Pero enfatiza, “si yo sé que fue un accidente, yo me quedo al auxilio, y a él le valió, la dejó tirada en el piso, fue una cobardía, no llamó ni al 911”.
 
“Yo lo único que quiero es que se haga justicia, que se investigue bien y si este chavo tuvo la culpa; no se vale que el culpable ande libre como si no hubiera hecho nada”.
 
Aquella madrugada, sobre el kilómetro 19 de la autopista México-Puebla con dirección a la Ciudad de México, el cuerpo de Monse quedó tendido sobre el pavimento, mientras incontables autos pasaban a toda velocidad.

 
Mujer abanderó cuerpo 

Gracias a que una mujer testigo abanderó el cuerpo y ahí se quedó, transmitiendo en vivo además, los servicios de emergencia pudieron llegar y encontrar intacta la escena.
 
“Hubieran pasado carros y me la hubieran destrozado ahí”, señala don José, quien ese mismo día levantó una denuncia por la cual, hasta el momento, no hay detenidos.
 
Fue hasta el 16 de junio cuando César se comunicó con ellos, sólo para asegurar que lo que pasó no había sido su culpa sino de un camión. 
 
En el video de los hechos, se le aprecia hablando con alguien por teléfono, diciéndole entre sollozos “wey, maté a Monse, ayúdame por favor.
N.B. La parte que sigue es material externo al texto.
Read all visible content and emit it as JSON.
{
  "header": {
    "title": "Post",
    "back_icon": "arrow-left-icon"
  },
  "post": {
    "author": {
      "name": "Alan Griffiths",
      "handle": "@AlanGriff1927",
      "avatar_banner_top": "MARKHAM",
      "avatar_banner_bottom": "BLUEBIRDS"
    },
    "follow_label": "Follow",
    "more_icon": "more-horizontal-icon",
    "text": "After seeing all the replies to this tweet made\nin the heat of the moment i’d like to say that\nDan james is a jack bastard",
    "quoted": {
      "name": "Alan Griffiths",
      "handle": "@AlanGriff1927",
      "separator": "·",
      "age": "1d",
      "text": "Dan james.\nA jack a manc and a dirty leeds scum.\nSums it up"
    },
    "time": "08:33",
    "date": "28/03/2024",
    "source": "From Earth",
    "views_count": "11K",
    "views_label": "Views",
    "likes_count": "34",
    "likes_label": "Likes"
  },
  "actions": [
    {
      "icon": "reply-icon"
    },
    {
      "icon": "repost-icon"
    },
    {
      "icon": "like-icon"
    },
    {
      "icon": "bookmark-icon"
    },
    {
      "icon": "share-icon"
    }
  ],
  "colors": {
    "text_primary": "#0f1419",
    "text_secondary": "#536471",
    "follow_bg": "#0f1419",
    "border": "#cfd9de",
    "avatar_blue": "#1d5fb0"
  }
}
Se fue a la verga el camión. Maté a Monse. No mames, no mames, mi amiga”.
 
El 8 de julio, la familia marchó pacíficamente al Ministerio Público de Los Reyes Acaquilpan en el municipio de La Paz, para exigir a las autoridades resultados en el caso, pues aunque ya se les aportó varias evidencias y en la zona donde ocurrió la tragedia hay cámaras de seguridad, no ha habido ningún avance.
 
“Yo sé que no soy el único, porque a diario hay accidentes, pero si ya hay evidencias, que las autoridades le echen ganas, nomás lo que es”, implora el padre de familia.